Batching in a sink operator
Batching is used in a sink operator to transmit a batch of information that represents multiple tuples to the external system in a single operation.
When batching tuples, an implementation choice here is to either manage a batch of tuple objects, or manage the batch in the external system's Java™ API.
Batching using Tuple objects
When batching
tuples, the Operator.process()
adds the incoming
tuple object to a set of tuples. A separate batch processing method
receives the set of tuples and interacts with the external system's Java™ API to translate and transmit
the batch as efficiently as possible. The Java™ Operator sample class com.ibm.streams.operator.samples.patterns.TupleConsumer
provides
generic batching function that is based on a set of tuples.
Batching using the external system's Java™ API
For batching using the external
system's Java™ API, the Operator.process()
method
translates the tuple object, and then adds it to any batching mechanism
provided by the API. Then, the batch processing method would transmit
the batch to the external system. For example, with JDBC, the PreparedStatement API
information from the tuples would be translated into parameters and
added using addBatch()
, and then run later using executeBatch()
.
Batching considerations
- What defines a complete batch, for example, number of tuples, elapsed time, or memory consumption of the batch.
- How to handle final punctuation, which indicates no more tuples arrive and thus the processing of the operator can complete. Typically, the batch is processed even though it might be incomplete according to the definition of a complete batch.

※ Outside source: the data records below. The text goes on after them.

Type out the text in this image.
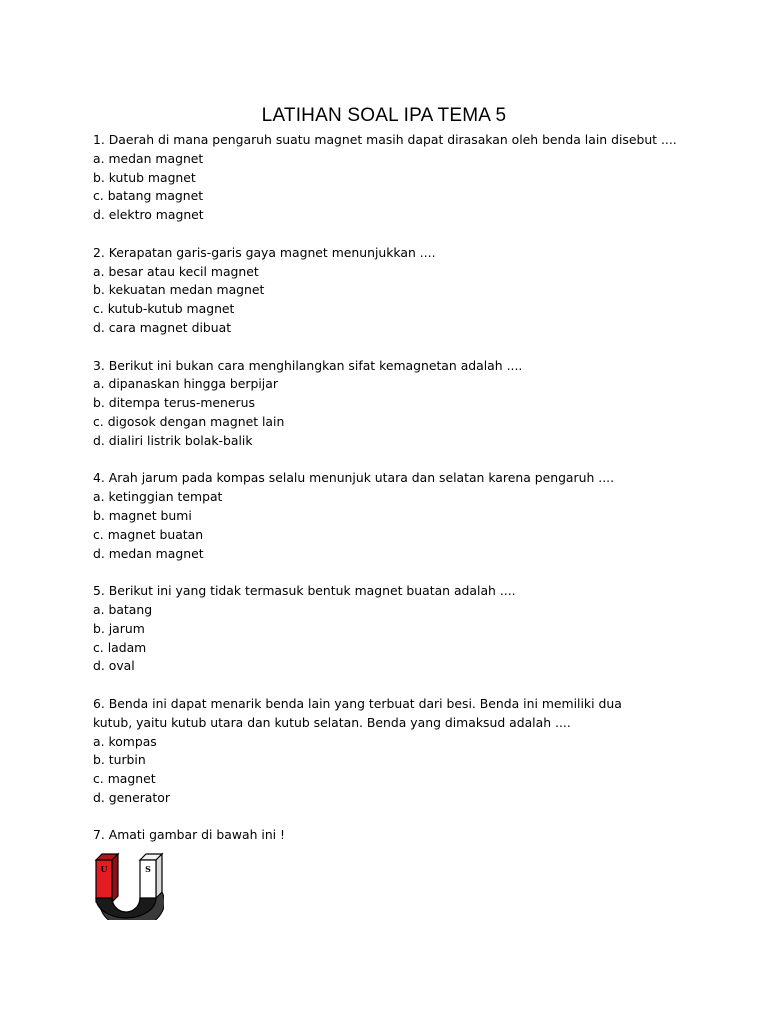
LATIHAN SOAL IPA TEMA 5
1. Daerah di mana pengaruh suatu magnet masih dapat dirasakan oleh benda lain disebut ....
a. medan magnet
b. kutub magnet
c. batang magnet
d. elektro magnet
2. Kerapatan garis-garis gaya magnet menunjukkan ....
a. besar atau kecil magnet
b. kekuatan medan magnet
c. kutub-kutub magnet
d. cara magnet dibuat
3. Berikut ini bukan cara menghilangkan sifat kemagnetan adalah ....
a. dipanaskan hingga berpijar
b. ditempa terus-menerus
c. digosok dengan magnet lain
d. dialiri listrik bolak-balik
4. Arah jarum pada kompas selalu menunjuk utara dan selatan karena pengaruh ....
a. ketinggian tempat
b. magnet bumi
c. magnet buatan
d. medan magnet
5. Berikut ini yang tidak termasuk bentuk magnet buatan adalah ....
a. batang
b. jarum
c. ladam
d. oval
6. Benda ini dapat menarik benda lain yang terbuat dari besi. Benda ini memiliki dua kutub, yaitu kutub utara dan kutub selatan. Benda yang dimaksud adalah ....
a. kompas
b. turbin
c. magnet
d. generator
7. Amati gambar di bawah ini !
U	S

- How to handle delays in tuple arrivals. In any stream, there might be delays in tuple arrivals, which would delay the transmission of the batch to the external system. This arrival delay might cause delays in responses as seen by the external system. For example, a dashboard might not be updated. Typically, this problem is solved by having a timeout where the incomplete batch is transmitted to the external system if there is no incoming tuple for some time.